Veteran batsmen are among a dying breed of experienced ex-international leaders on the county circuit; but can Ian Bell and Jonathan Trott follow suit?
To witness Somerset’s Marcus Trescothick pull apart a Test-quality Pakistani attack on the way to his 61st first-class hundred this week brought a certain warmth to the heart.
For men like Trescothick, who will turn 41 years old this Christmas, don’t litter the outfields of county cricket like they once did. In fact for sheer age, longevity and leadership qualities perhaps only Durham’s own elder statesman Paul Collingwood, five months Trescothick’s junior, can rival the inspiration offered by the man known as Tresco.
There’s something much underappreciated about the old county pro. If English cricket is to continue its upward curve on the international scene then the influence of such men must not be simply brushed aside. Without their vacuum of knowledge the county game could suffer immeasurably.
With restrictions on the number of Kolpak players allowed and tidy financial incentives being offered to Counties who blood English-qualified youngsters into their systems, the number of former international stalwarts in county cricket is slowly dwindling.
In decades gone by many former England cricketers would have jumped at the chance to finish their careers with their respective home counties, but the landscape is vastly changing. The cricket world is now filled with endless T20 league opportunities, well-paid media openings and attractive coaching roles that tussle for both time and attraction.

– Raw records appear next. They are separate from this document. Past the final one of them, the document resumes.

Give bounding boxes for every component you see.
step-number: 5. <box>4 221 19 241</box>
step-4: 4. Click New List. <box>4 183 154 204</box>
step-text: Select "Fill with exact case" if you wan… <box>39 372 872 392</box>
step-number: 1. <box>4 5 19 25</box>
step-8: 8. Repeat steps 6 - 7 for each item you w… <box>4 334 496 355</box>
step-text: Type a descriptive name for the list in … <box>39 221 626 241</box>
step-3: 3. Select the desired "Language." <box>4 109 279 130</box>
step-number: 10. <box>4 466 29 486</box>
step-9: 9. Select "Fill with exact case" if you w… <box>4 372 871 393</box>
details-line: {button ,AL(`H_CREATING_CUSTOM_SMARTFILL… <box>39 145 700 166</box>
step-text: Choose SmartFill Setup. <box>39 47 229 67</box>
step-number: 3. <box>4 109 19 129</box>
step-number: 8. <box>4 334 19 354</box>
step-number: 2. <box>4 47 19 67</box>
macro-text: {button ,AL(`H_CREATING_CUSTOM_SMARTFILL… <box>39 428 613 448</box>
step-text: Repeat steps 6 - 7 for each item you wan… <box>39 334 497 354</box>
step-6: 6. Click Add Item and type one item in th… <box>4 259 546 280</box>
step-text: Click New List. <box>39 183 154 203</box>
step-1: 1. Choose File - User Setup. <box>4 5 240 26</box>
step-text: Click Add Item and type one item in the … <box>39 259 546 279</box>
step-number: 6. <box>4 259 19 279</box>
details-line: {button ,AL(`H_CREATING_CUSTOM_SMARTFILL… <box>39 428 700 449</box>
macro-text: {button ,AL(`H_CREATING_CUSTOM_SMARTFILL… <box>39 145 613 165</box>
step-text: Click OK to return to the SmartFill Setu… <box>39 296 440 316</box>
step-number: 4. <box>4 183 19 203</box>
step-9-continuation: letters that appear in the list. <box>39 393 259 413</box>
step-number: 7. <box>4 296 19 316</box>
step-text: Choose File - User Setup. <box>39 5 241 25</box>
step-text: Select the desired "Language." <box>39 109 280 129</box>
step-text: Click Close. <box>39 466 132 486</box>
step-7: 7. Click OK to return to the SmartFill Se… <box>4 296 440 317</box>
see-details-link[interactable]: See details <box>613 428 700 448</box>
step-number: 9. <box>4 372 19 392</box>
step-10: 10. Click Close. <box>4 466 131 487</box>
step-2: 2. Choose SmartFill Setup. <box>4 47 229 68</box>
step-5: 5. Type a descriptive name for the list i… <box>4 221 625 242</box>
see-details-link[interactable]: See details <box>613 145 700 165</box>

Indeed, England’s three previous Test captains Nasser Hussain, Michael Vaughan and Andrew Strauss each showed little-to-no interest in carrying on their county careers once the international limelight had fizzled away.
There are exceptions of course. Mark Butcher played on for Surrey five years after his international career had ground to a halt in 2004 and Mark Ramprakash continued to dominate the county scene for a decade after his England days were numbered in 2002.
While injuries have prevented the likes of Graeme Swann and Matt Prior from continuing in the county game, the blow seems to have been somewhat softened by Swann’s media work with TMS and Prior’s indulge into the world of cycling. Kevin Pietersen, despite a brief return to county cricket with Surrey last summer, was never likely to spend his final playing days out in the pastures of Arundel Castle or Scarborough.
Of course different players are motivated by different things. Be it the monetary aspects, lifestyle choices or simply the need to give something back to the game that has given them so much. Each player has his own reasons for playing on or taking an early retirement.
With 170 Test caps between them Warwickshire’s Ian Bell and Jonathan Trott represent a new generation of county statesmen. With other batsmen now seemingly ahead of him, Bell’s chances of an England recall appear to be evaporating with each squad announcement. But with the Bears captaincy now in tow and a demanding respect in the county game, Bell could well prolong his career for a good few years yet. On the other hand Trott, much like Trescothick, is just happy to be playing the game he loves away from the international spotlight.
Recently axed by England, Middlesex’s Nick Compton is currently taking time away from the game to reassess his career ambitions. Given that his international career seems to have ended after its second reincarnation, Compton must now decide if he’s keen on the life of a county pro or if opportunities elsewhere jump out as more appealing.
Another man recently faced with the similar decision was Michael Carberry. Jettisoned from the England Test side after the Ashes whitewash of 2013/14, Carberry has since gone on reinvent himself as a number four with Hampshire, having predominantly opened the batting throughout his career.
It can’t be underestimated the fine work both Trescothick and Collingwood have done in recent years. With the bat both men can still provide measurable contributions. Prior to recently breaking his thumb against Yorkshire, Collingwood has added 402 County Championship runs at 57.42. Trescothick has also continued to roll back the years in the West Country with 557 runs at 42.80.
While their inputs with the bat allow for them to continue playing at county level, it’s their abilities to transfer knowledge that continues to be most invaluable asset.
Trescothick, captain of the Somerset first-class side until this summer, has overseen the recent development of the likes of Jos Buttler, Tom Abell and the Overton twins Craig and Jamie.
Since taking over as captain four years ago, Collingwood has performed miracles in the North East. Durham, a county beset by financial cripple in recent times, are now down to the bare bones of a playing squad that keeps punching above its weight when logic predicts otherwise.
The tenure of Colly has instead coincided with the emergence of recent England players Scott Borthwick, Ben Stokes and Mark Wood. While promising England U19 batsman Jack Burnham could hardly ask for a better mentor than Collingwood.
Others warrant a mention too. Nottinghamshire’s Chris Read and Gareth Batty of Surrey deserve huge credit for giving back to the county game. Read, even at 37, remains one of the country’s outstanding glovesmen, while Batty’s leadership of the dressing room after the death of Tom Maynard has been second to none. The 38-year-old now combines his time captaining Surrey with the mentorship of potential England Test player Zafar Ansari.
When players such as Collingwood and Trescothick eventually decide to call it a day, how easily will they be replaced?
That’s a question for later. For now we must sit back and appreciate the county pros of today before they are gone.